Стэффорд посмотрел на него. Он шел один, держа парусиновую сумку под мышкой.
— Ну, это… Плэтт вроде был доволен. Меня включили в команду на следующую субботу. Мне Хепуорт сказал.
— Кем ты будешь?
— Полузащитником схватки.
Стэффорд шел, пристукивая каблуками.
— И еще меня, кажется, назначили заместителем капитана.
— Кто тебе сказал?
— Плэтти.
Когда они дошли до проулка, Стэффорд посмотрел на него.
— Ты как ездишь в школу?
— На автобусе.
— А на поезде никогда не ездишь?
— Нет, — сказал Колин.
— Ты где живешь? — спросил Стэффорд.
— В Сэкстоне.
— Мой поезд там останавливается. И туда и обратно. Доедешь вдвое быстрее, чем на автобусе.
— На поезде дороже.
— Ну, уж столько-то у тебя наберется.
— Да нет. — Он помотал головой.
— Что, у твоего отца даже на это денег не хватит?
— У него есть другие расходы.
Стэффорд медленно оглядел его посветлевшими глазами.
— Ну, так до завтра, — сказал он и ушел, насвистывая, размахивая сумкой, которую теперь взял в руку.
На следующей неделе его взяли запасным. Он мучился с латынью. Все время между пробуждением и сном было занято движением: он вставал, бежал на автобус, а дальше — час езды через поселки, приближение города, путь до школы, утренняя молитва, уроки, большая перемена, обед. После обеда — запах стряпни из галереи внизу, жужжащий голос учителя, короткая интерлюдия усталости, сонливость, вызванная духотой в плохо проветриваемом классе. Бодрость возвращалась только к концу дня. На последнем уроке он оживал, потом торопливо собирал книги и шагал по узким улицам к автобусной остановке у стен черного собора.
По вечерам он иногда играл на пустыре за домом, а все остальное время занимали домашние задания. Поселок становился для него чужим, всего лишь источником неудобств, потому что был далеко от города. Отца он почти не видел: утром он обычно уходил раньше, чем отец возвращался с работы, а если отец работал в дневную смену, он к его возвращению уже спал, и дома по вечерам они бывали вместе, только когда отец работал в утреннюю смену, но теперь он начал бояться этих вечеров, проверки тетрадей и отметок.
— Не такие уж они хорошие, а?
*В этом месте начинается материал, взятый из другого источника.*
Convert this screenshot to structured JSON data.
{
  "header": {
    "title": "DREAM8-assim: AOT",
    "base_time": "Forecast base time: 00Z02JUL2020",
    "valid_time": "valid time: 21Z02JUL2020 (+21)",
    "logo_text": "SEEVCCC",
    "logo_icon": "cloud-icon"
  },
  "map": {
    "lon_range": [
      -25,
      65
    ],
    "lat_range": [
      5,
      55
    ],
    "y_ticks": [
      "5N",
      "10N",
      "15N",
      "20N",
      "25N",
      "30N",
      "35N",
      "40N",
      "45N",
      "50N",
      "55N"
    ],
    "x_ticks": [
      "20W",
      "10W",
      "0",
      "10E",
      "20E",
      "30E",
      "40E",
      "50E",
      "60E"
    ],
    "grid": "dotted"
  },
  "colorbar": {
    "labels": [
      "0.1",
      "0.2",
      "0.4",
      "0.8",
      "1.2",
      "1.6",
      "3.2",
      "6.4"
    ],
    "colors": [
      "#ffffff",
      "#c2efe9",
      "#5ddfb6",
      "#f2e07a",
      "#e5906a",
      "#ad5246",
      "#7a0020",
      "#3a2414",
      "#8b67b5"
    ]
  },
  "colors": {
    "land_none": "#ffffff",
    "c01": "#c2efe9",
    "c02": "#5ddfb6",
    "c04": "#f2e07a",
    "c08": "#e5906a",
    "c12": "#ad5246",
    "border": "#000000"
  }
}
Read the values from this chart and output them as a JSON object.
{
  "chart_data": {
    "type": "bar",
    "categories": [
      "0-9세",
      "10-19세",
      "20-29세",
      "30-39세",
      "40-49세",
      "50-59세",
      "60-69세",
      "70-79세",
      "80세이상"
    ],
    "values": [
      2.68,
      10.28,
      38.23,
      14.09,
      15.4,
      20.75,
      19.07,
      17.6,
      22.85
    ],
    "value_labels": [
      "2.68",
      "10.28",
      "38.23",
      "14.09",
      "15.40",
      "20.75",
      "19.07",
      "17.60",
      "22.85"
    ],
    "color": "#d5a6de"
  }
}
Что это за буква с минусом? Что она означает?
— Гамма, — сказал он.
— А что такое гамма и с чем ее едят? — сказал отец.
Он объяснил, по какой системе ставятся отметки.
— Да ведь это просто те же баллы — от одного до десяти. — Отец посмотрел на него с внезапным гневом, вокруг его глаз разлилась знакомая белизна.
— Еще есть дельта, — сказал он. — Тоже отметка.